As to this energy source and reiki, I don't know.  I don't know if Jesus's energy and that of reiki and "healing touch" are the same.  The good thing for me is, I don't have to know the answer to this question.  It may remain unanswered as long as I live.  But I have access to the Spirit of Jesus at any time.  What a beautiful thing to be told that I have positive energy.  I will give Jesus and his Spirit the credit for this.  I believe the secret to Jesus's energy source is his willingness to go all the way to death for humanity.  He did it, and he did it for all of humanity, in fact, for all of creation, and God honored that by giving Jesus unique power.  I don't think I've discovered very much of this power, but I want to stay connected to Jesus and grow in this energy.  I am forever indebted to him for the energy I do have from him.

I know many Christians who don't seem to be on any particular conscious life journey.  They don't shine - in fact, they look pretty dull to me.  They're just ordinary guys, like any person you'd meet anywhere with no particular faith.  They have obvious issues with their lives.  Maybe they're overweight, or loudmouths, or sloppy, or overbearing, undisciplined, or unreliable.  Whatever it is, they don't talk about what I call the deeper things.  I have no idea what being a follower of Christ means to them.  How does Jesus fit into their lives?  I haven't a clue.  They don't seem to want to explore this.  Are they on my journey?  I don't know.  We seem to have nothing to talk about.
I know other Christians who are radiantly beautiful, who are filled with faith, but who are nevertheless blatantly intolerant of those on non-Christian paths.  These people with their dogmatic hyperbole have annoyed and troubled me a great deal.  I have rejected them in the past because of their intolerance.  Something is happening to me, though.  I am learning to live in my own reality, the one that is revealed to me.  I'm not sure that my ideas about non-Christian spiritually-minded people are correct, but they fit my thinking and personality.  So I can lay my annoyance with Christian intolerance aside and dive into the river of peace that Jesus offers.  I think, the more I do this, the more positive my demeanor.  The more I simply live in Christ, the more Christ-like I become.  The less I worry and judge, the happier and more positive I will be.  

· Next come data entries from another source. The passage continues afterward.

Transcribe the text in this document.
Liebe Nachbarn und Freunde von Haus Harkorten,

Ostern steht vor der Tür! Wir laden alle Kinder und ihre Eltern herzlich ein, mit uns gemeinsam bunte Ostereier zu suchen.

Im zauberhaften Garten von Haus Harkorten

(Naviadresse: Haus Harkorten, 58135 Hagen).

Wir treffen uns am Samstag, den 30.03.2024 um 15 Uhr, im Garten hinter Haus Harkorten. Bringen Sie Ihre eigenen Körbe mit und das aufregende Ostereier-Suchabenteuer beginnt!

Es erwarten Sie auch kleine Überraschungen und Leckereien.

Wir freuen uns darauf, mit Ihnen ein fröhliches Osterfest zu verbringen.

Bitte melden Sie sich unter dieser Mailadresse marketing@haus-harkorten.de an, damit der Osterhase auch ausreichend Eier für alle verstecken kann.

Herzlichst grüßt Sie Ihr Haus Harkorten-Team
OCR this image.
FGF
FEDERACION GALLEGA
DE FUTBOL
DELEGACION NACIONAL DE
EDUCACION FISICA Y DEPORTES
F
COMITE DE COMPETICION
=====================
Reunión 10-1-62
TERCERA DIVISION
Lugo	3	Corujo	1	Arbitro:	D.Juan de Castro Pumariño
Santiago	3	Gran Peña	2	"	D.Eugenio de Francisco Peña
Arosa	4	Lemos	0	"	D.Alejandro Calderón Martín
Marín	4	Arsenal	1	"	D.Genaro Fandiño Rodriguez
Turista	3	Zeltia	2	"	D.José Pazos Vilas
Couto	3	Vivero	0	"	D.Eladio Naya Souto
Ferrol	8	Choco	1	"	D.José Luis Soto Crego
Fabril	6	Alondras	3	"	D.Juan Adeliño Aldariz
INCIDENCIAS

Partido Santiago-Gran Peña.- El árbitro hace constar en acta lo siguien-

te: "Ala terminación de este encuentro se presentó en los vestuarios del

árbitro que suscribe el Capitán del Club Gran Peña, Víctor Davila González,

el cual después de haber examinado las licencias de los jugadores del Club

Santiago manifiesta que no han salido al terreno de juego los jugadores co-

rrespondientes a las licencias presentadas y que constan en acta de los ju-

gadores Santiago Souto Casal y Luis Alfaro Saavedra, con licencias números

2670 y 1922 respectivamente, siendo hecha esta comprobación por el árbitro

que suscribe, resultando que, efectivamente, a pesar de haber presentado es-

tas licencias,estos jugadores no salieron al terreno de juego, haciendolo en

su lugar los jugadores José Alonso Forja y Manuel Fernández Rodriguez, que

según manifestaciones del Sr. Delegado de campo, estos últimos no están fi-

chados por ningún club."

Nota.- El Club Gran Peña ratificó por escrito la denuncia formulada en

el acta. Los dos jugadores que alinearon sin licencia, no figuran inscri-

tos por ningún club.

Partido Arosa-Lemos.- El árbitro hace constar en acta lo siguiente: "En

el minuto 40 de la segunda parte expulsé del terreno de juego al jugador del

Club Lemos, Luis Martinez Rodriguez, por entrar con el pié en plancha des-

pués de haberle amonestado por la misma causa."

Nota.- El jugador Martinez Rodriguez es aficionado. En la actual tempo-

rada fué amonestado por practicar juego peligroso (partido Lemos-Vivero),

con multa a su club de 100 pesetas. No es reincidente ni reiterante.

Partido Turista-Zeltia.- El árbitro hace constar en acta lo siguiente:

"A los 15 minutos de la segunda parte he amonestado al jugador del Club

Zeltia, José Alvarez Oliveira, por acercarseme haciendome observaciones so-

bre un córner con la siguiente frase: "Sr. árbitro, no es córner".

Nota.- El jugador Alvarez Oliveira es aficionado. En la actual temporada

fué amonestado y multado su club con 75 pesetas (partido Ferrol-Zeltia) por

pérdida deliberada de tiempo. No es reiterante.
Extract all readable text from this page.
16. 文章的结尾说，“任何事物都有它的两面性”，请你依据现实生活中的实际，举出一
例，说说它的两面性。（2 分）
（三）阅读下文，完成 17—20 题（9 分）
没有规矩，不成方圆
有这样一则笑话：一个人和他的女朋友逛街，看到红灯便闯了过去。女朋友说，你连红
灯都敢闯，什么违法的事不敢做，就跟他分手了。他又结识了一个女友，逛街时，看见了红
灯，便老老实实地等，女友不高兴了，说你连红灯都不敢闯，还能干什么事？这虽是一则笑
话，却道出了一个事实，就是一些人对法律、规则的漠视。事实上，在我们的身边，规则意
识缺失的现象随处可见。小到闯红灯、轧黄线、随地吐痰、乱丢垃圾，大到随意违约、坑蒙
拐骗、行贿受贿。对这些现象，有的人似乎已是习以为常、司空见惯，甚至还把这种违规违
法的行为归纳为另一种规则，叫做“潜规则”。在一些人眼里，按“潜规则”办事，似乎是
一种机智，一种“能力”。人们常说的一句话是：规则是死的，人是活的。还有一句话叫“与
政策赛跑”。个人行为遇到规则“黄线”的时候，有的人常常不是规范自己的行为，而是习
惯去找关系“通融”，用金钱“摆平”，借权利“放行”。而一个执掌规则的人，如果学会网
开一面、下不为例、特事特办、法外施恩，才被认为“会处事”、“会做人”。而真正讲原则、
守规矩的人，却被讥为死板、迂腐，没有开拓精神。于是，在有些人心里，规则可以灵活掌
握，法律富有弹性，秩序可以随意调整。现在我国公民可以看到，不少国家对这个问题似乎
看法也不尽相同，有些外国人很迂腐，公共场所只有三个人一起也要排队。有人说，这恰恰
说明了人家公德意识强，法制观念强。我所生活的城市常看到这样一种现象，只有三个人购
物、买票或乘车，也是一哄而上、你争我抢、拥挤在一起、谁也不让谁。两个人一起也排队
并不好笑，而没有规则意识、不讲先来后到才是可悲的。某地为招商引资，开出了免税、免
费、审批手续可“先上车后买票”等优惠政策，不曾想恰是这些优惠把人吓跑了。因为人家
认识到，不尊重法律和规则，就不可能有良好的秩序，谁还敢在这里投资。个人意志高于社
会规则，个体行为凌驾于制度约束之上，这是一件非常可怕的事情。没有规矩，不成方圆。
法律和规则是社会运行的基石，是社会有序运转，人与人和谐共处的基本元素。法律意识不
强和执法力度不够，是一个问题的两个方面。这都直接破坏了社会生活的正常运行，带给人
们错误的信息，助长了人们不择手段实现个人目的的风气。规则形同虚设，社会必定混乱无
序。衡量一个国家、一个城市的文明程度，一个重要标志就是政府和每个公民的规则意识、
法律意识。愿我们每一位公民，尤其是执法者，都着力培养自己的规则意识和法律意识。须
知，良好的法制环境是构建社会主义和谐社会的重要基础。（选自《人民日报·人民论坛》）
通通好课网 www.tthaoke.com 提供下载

In the novel I am currently reading, The Forty Rules of Love, by Elik Shafak, Shams of Tabriz talks about the different levels of understanding the Koran.  There is a literal, superficial way of understanding it, and there is a deeper way, as if one were swimming through the deep currents.  It is as though it was in the deep currents where all religions merge.  Thinking about this, I find myself pushed up to the top of choppy waters, struggling to keep afloat.  Better not to worry about the others and just go as deeply into my own current as I can.

My main lesson in life seems to be, as Jesus said to Peter, "Don't worry about the others.  Follow me."  I always end up in choppy waters when I worry about others.  And worrying seems to be one of my biggest stumbling blocks, the hill in my living room.     
Right now I dearly I wish I could sit over tea for a few hours and discuss these thoughts with Zayna and her husband.  I've found fellow travelers.  But I’m over at the other end of the Istiklal in my posh hotel.   I wish I could gather my energy one of these days and walk over there and see if they’re on duty.  I wouldn't even mind the uphill climb back.  I'd like that more than any sightseeing.